画家を志していただけあって、まるで動く絵画を観てるかの様な美しい構図やコントラストに脳が刺激されます。庭園、建物、衣装、調度品、全て素晴らしく、特に朝靄が美しかったです。内容は、動く謎の彫像が良く解んなかったけど、比較的解りやすいと思います。これも音楽はマイケル·ナイマンです。
1694年英国。若き画家ネヴィルは名士ハーバートの妻ヴァージニアに夫が留守にしている間、夫への贈り物として庭園や屋敷の風景画を12枚描いて欲しいと依頼された。ネヴィルは承諾する際に契約を交わす。描く場所は彼が決め、指定した時間、その場所に誰も立ち入らない。更に多額の報酬とネヴィル氏が行う快楽の為の要求に夫人は必ず応えなければならない。と言うモノだった。
ネタバレ↓
やがて、ネヴィルが描く風景の中に、昨日まで無かった物が置かれて行く。ハーバートのジャケットやシャツや乗馬靴、彼の部屋の窓に掛かるハシゴ等。

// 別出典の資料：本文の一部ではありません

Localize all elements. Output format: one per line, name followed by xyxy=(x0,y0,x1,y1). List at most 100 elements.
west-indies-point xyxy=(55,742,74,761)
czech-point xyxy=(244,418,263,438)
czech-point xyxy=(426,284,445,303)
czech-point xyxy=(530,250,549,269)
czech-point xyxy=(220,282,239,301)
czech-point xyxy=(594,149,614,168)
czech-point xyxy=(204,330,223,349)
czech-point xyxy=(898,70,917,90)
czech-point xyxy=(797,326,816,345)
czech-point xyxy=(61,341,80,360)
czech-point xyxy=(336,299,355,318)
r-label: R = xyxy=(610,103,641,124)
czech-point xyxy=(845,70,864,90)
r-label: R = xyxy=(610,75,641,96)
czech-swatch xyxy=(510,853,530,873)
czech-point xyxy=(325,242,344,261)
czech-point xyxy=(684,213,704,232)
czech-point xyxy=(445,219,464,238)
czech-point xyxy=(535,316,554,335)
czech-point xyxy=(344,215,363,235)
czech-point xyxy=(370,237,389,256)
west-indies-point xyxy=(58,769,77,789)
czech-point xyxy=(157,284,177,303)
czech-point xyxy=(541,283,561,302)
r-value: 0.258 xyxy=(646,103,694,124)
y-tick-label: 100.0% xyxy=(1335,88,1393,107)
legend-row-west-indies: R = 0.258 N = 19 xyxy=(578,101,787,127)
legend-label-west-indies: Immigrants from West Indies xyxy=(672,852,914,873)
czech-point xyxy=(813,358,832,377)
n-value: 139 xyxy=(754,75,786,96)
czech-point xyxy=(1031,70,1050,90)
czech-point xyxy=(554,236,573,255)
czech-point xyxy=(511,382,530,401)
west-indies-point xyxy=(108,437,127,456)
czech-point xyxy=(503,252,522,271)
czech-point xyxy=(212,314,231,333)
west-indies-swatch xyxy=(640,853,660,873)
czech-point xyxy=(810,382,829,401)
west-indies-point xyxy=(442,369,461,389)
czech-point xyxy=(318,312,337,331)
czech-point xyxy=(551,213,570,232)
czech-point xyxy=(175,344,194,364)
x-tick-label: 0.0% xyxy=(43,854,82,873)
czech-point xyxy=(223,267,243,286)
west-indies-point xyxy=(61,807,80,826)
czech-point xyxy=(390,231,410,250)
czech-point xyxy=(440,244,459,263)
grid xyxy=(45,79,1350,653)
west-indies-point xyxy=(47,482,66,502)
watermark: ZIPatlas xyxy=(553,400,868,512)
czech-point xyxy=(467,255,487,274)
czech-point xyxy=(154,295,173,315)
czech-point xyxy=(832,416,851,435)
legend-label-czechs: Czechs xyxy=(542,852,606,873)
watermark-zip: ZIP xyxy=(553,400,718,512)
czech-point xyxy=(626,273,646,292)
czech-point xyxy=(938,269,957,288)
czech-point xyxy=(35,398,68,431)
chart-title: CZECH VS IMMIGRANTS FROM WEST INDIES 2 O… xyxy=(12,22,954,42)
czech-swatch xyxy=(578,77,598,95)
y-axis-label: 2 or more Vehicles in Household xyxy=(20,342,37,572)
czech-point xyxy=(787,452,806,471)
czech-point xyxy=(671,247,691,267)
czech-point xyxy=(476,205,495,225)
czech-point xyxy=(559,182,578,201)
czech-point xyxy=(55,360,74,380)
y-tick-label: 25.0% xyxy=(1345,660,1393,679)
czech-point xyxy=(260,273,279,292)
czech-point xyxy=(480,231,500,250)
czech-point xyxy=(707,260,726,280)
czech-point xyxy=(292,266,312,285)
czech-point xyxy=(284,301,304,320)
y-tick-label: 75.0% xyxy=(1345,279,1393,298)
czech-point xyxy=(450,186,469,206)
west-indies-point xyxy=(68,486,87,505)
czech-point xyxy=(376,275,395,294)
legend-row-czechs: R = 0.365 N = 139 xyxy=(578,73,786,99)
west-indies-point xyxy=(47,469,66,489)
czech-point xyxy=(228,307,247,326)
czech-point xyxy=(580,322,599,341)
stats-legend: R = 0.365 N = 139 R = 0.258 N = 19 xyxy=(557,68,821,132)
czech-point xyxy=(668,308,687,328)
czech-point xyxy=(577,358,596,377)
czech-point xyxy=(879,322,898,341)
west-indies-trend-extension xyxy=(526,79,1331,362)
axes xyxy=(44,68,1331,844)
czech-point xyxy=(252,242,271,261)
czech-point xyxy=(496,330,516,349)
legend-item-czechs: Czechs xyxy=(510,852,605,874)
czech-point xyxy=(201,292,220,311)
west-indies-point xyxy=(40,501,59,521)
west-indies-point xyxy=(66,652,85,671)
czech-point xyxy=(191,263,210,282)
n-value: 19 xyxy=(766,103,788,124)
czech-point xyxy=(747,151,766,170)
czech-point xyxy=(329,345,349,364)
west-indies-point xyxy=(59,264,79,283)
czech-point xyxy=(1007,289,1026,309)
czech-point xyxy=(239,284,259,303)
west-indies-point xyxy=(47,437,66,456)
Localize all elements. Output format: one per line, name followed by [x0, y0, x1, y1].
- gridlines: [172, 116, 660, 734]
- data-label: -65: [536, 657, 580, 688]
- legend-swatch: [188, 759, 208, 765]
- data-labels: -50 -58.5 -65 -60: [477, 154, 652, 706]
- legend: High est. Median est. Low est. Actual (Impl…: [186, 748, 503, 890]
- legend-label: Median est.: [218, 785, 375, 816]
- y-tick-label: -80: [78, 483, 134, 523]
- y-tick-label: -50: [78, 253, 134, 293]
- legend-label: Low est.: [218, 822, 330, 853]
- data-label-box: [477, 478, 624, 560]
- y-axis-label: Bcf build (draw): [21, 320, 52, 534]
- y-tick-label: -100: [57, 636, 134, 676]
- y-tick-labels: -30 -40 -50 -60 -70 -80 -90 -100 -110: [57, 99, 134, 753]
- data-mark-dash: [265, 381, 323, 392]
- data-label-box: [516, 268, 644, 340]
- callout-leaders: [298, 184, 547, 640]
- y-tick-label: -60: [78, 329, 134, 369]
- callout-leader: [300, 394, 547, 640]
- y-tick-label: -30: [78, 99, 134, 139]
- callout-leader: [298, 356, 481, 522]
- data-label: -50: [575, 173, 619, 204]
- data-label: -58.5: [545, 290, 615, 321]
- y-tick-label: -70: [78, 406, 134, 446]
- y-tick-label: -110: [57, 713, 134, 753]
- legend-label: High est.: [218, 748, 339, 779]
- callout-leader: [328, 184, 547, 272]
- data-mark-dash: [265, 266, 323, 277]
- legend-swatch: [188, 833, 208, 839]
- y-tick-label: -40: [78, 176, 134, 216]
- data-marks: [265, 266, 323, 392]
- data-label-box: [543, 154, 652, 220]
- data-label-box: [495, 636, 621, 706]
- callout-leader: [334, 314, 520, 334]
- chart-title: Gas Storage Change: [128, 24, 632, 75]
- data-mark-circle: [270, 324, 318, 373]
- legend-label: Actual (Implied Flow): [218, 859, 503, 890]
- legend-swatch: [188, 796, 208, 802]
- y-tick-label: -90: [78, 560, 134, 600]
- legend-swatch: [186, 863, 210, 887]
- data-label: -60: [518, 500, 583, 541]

ネヴィルはそれらを絵に描き足していく。
ヴァージニアはネヴィルの性的要求に嫌気がさし、絵を半分描き終えた所で、お金は払うから契約を終わらせたいと言う。
ヴァージニアの娘サラとドイツ人の夫はセックスレスで、子供はおらず、夫が引き取った甥っ子がいるのみ。サラはネヴィルに母と同じ契約で、残りの絵を完成させて欲しいと契約を交わさせる。
ハーバートの死体が庭園内の堀で見つかった。その頃、サラはネヴィルとの子を妊娠。
一方、ネヴィルは12枚の絵を完成させて帰るが、13枚目の絵を描くよう呼び戻された。ネヴィルがそれを描いている晩、サラの夫、屋敷の財産管理人ノイズ、地元の大地主達は、お前がハーバートを殺したんだろうとネヴィルを殺し、ハーバートの死体が見つかった堀に投げ捨てた。
ハーバートの相続人に指名されたのは娘サラの息子だが、子供がいない。サラの夫に相続権はなく、あくまで息子の後見人。また、女性の相続を彼は認めていない。彼の屋敷も土地も元は夫人の父の財産なのに...。ハーバートが亡くなり、ヴァージニアごと頂こうとしたノイズや、大地主達、ネヴィル等、皆怪しいけど、恐らく母と娘が仕組んだんだろうと思われる。犯人をハッキリとはさせていない。やっぱり、ストーリーよりも絵画の様な映像美を楽しむ作品なんだと思います。
庭に溶け込んでいた動く彫像は、いったい何だったのだろう?小便小僧の像は本当にオシッコしてた。謎だ。内容はそんなにだったけど、やはり映像が感動レベルだった。